The metal chip from the massive shoulder
wound was a piece of medium-grade iron called ‘blister steel’. But
the tox guys had run the metal’s impurities against hundreds of
possible metal implements. Their conclusion: Connor had been
wounded by a genuine antique. The steel shard came from a sword
that could only have been manufactured during Europe’s High Middle
Ages.
“Okay,” I acknowledged, “at least I’m getting
the
Highlander
joke now, sort of. So our guy got attacked by
a nut with a medieval sword. Any recent thefts from museums,
private collections?”
“Nope.” Shelly leaned back in her chair to
give the hallway a long look in both directions. When she was sure
it was clear, she continued. “Let’s head on over to the slab, take
a gander at Mister McCloud. We need to talk. Private-like.”
I started to ask a question. Then shut my
mouth with a snap. I’d only seen Shelly get serious about stuff
like this once or twice, and when she said ‘we need to talk’, she
meant business.
We walked down to the chiller rooms, where we
actually kept the bodies. The cold chambers were windowless rooms
coated with cheery yellow-brick tiles that looked like they
belonged in Oz, not a morgue. The light came from a combination of
harsh fluorescent bulbs and a special kind of skylight that bounced
the sun down to us indirectly from a reflection panel on the roof.
Different kinds of light helped throw different kinds of dyes or
marks into sharper relief for us.
Shelly and I didn’t chit-chat as we did the
surgical hand-wash routine and gowned up in a matching pair of pale
green scrubs. A couple pieces of paperwork later, we rolled the
body out of the cold chamber. The gamy smell of rotting flesh was
muted here—the low temperature slowed decomposition—and there was a
background scent of formaldehyde that curled up in the nostrils and
plastered the back of the throat.
The man I now thought of as Connor—funny, how
easily we can attach names, even to dead things—didn’t appear to be
much worse for wear. Shelly had performed a modified Y-shaped
incision for the autopsy. Normally, we started the cut at the top
of each shoulder and ran down to the front of the chest, switching
over to shears or bone saws when we reached the sternum.
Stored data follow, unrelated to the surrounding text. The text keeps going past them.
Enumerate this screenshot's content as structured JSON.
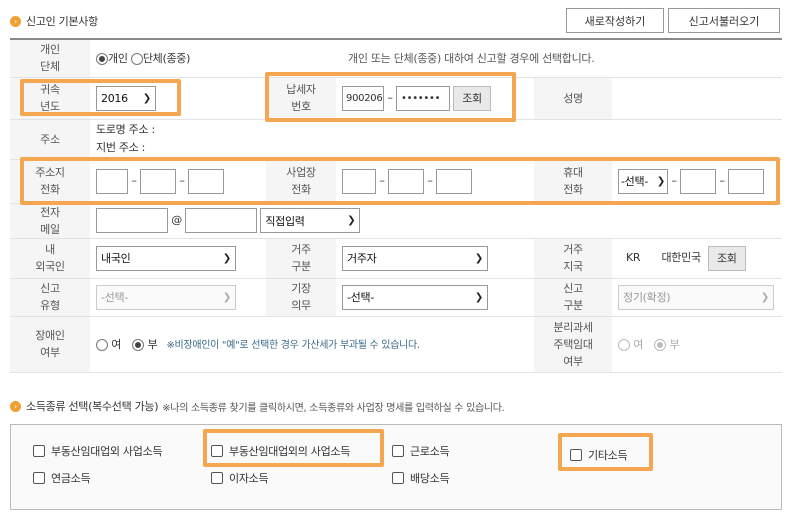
{
  "section1": {
    "title": "신고인 기본사항",
    "buttons": {
      "new_report": "새로작성하기",
      "load_report": "신고서불러오기"
    }
  },
  "form": {
    "applicant_type": {
      "label": "개인\n단체",
      "options": [
        "개인",
        "단체(종중)"
      ],
      "selected": "개인",
      "note": "개인 또는 단체(종중) 대하여 신고할 경우에 선택합니다."
    },
    "year": {
      "label": "귀속\n년도",
      "value": "2016"
    },
    "taxpayer_no": {
      "label": "납세자\n번호",
      "part1": "900206",
      "part2": "•••••••",
      "lookup_btn": "조회"
    },
    "name": {
      "label": "성명",
      "value": ""
    },
    "address": {
      "label": "주소",
      "road_label": "도로명 주소 :",
      "lot_label": "지번 주소 :"
    },
    "home_phone": {
      "label": "주소지\n전화"
    },
    "biz_phone": {
      "label": "사업장\n전화"
    },
    "mobile": {
      "label": "휴대\n전화",
      "carrier": "-선택-"
    },
    "email": {
      "label": "전자\n메일",
      "at": "@",
      "domain_select": "직접입력"
    },
    "nationality": {
      "label": "내\n외국인",
      "value": "내국인"
    },
    "residence": {
      "label": "거주\n구분",
      "value": "거주자"
    },
    "residence_country": {
      "label": "거주\n지국",
      "code": "KR",
      "name": "대한민국",
      "lookup_btn": "조회"
    },
    "filing_type": {
      "label": "신고\n유형",
      "value": "-선택-"
    },
    "bookkeeping": {
      "label": "기장\n의무",
      "value": "-선택-"
    },
    "filing_class": {
      "label": "신고\n구분",
      "value": "정기(확정)"
    },
    "disability": {
      "label": "장애인\n여부",
      "yes": "여",
      "no": "부",
      "selected": "부",
      "note": "※비장애인이 \"예\"로 선택한 경우 가산세가 부과될 수 있습니다."
    },
    "separate_tax": {
      "label": "분리과세\n주택임대\n여부",
      "yes": "여",
      "no": "부",
      "selected": "부"
    }
  },
  "section2": {
    "title": "소득종류 선택(복수선택 가능)",
    "note": "※나의 소득종류 찾기를 클릭하시면, 소득종류와 사업장 명세를 입력하실 수 있습니다.",
    "items": [
      {
        "label": "부동산임대업외 사업소득",
        "checked": false
      },
      {
        "label": "부동산임대업외의 사업소득",
        "checked": false
      },
      {
        "label": "근로소득",
        "checked": false
      },
      {
        "label": "기타소득",
        "checked": false
      },
      {
        "label": "연금소득",
        "checked": false
      },
      {
        "label": "이자소득",
        "checked": false
      },
      {
        "label": "배당소득",
        "checked": false
      }
    ]
  },
  "colors": {
    "highlight": "#f4a750",
    "section_dot": "#f0a030",
    "label_bg": "#f5f5f5"
  }
}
Since our
boy’s sternum had been powdered, the cut continued around the wound
and down to the pubic bone. But Shelly didn’t pull the flaps back.
Instead, she directed me to Connor’s hands as she spoke.
“I’m wondering if our friend really
was
attacked by a medieval knight, or someone pretending to
be one. Because he might have been into the same game himself.” She
touched the man’s bare left hand with her gloved one, and then
looked questioningly at me.
“You’re right,” I acknowledged, looking at
the wound there and above, on his arm. “Classic defensive wounds.
Probably against the same weapon that cut his ear, his
shoulder.”
Shelly nodded. Next, she grasped Connor’s
right palm and turned it over. The inner side of the thumb,
fingers, and the palm itself showed callus buildup.